SUPRESION DE CARGO - No desvirtuada su presunción de legalidad. No se probó la vulneración del derecho preferencial de incorporación del actor / DERECHO PREFERENCIAL DE INCORPORACION - No vulneración. No se probó que el reemplazo del actor tenía menor derecho para ocupar el cargo La decisión de retirar a un empleado de la planta de cargos que resulta después de una supresión, puede ocurrir porque el empleo específico fue suprimido por el acto general, -lo que se debe entender cuando la cantidad de cargos se reduceo porque en la nueva planta de personal no subsisten cargos con funciones iguales o equivalentes a los cuales pueda incorporarse el funcionario. Se vulnera entonces el derecho a la incorporación inmediata y la estabilidad del empleado de carrera administrativa, cuando se incorpora -o se mantieneen la nueva planta de personal a una persona con menor derecho al que corresponde al empleado escalafonado. Por ello, cuando la administración decida reducir las plantas de personal, en aras de garantizar plenamente el derecho de incorporación inmediata y de estabilidad relativa, deberá retirar por supresión en primer lugar los funcionarios provisionales o encargados, para posteriormente acudir, en el evento de que las finalidades de la supresión de cargos lo aconsejen, al retiro de los empleados que han ingresado a la administración mediante proceso selectivo. No se alegó, ni se demostró que quien fue vinculado en la planta Global de la entidad, en el cargo que debió dejar la demandante por supresión, tuviera condición provisional o de encargo y la afirmaciones de falta de título profesional de tal persona fueron desvirtuadas con los documentos anexos al expediente, sobre cuya autenticidad no hubo reparo de la demandante. Lo anterior, sumado a

la presunción de legalidad del acto administrativo, impone negar las súplicas de la demanda. INEPTITUD DE LA DEMANDA - Inexistencia.

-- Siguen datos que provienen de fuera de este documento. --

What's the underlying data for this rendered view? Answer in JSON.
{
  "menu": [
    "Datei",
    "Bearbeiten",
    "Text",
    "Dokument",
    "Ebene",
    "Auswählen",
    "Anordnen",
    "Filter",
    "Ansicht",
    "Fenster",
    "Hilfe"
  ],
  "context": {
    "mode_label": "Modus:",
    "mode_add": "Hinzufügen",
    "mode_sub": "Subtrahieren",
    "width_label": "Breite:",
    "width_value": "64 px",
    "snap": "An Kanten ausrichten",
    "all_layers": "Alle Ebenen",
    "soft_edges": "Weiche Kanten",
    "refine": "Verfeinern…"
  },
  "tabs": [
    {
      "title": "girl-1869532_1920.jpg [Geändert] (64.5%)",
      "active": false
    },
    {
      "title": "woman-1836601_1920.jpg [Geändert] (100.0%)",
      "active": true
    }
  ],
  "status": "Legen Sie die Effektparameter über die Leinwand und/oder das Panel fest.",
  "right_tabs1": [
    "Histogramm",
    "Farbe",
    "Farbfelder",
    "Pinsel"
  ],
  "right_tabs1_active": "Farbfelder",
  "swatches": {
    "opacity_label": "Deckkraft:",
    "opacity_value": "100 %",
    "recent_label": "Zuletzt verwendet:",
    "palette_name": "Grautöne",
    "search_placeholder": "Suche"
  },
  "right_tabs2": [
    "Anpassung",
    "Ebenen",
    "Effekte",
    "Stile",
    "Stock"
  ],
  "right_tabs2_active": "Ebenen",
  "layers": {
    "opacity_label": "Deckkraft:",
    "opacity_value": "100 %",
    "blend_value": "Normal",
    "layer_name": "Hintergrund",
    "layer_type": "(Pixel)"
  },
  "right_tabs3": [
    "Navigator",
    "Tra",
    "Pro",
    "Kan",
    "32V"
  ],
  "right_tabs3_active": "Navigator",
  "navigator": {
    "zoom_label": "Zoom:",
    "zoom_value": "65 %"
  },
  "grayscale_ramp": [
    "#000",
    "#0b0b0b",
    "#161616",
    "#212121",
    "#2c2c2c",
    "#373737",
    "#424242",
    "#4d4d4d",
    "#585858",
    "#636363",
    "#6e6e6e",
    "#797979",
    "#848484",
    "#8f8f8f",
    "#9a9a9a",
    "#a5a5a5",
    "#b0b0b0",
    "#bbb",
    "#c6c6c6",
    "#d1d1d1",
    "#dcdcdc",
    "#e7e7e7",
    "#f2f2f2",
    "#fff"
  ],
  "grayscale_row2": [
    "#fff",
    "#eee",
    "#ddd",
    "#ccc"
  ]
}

La demanda impugnó los actos que correspondían, pues invoca la vulneración del derecho preferencial de incorporación y por ello no era necesario acusar el acto general de supresión de cargos SOBRE LA DECISIÓN INHIBITORIA. Se aborda en primer lugar, el asunto relacionado con la aptitud de la demanda frente al acto administrativo demandado en acción de nulidad y reestablecimiento del derecho. La demanda acusa la legalidad del acto expedido por el nominador de la entidad, en cuanto éste pudo ejercer la facultad discrecional para incorporar empleados en la nueva planta, con infracción de normas de carrera administrativa que en su concepto asignaban derecho preferente a la actora. No acusó la legalidad del acto general expedido por la Junta Directiva, mediante el cual se definió la planta de cargos y los manuales de funciones y requisitos. No encuentra entonces la Sala la unidad decisoria entre la Junta Directiva de la entidad y el nominador, que hiciera necesaria la integración del acto general y el particular para proferir una decisión de fondo. En el presente asunto se trata del ejercicio de dos competencias distintas ejercidas en asuntos sustancialmente diferentes. Por ello se revocará la decisión inhibitoria del Tribunal del Tolima y se estudiará el fondo del asunto sometido a debate.

CONSEJO DE ESTADO

SALA DE LO CONTENCIOSO ADMINISTRATIVO

SECCION SEGUNDA - SUBSECCION "A"

Consejera ponente: ANA MARGARITA OLAYA FORERO

Bogotá, D.C., catorce (14) de julio de dos mil cinco (2005).

Radicación número: 73001-23-31-000-1999-00925-01(3205-04)

Actor: MARIA NELLY HERRERA PULIDO Demandado: DEPARTAMENTO DEL TOLIMA Decide la Sala la apelación de la sentencia dictada por el Tribunal Administrativo del Tolima de fecha 17 de mayo de 2004 mediante la cual se declaró probada la excepción de inepta demanda y se inhibió dicho Tribunal de conocer el fondo del asunto.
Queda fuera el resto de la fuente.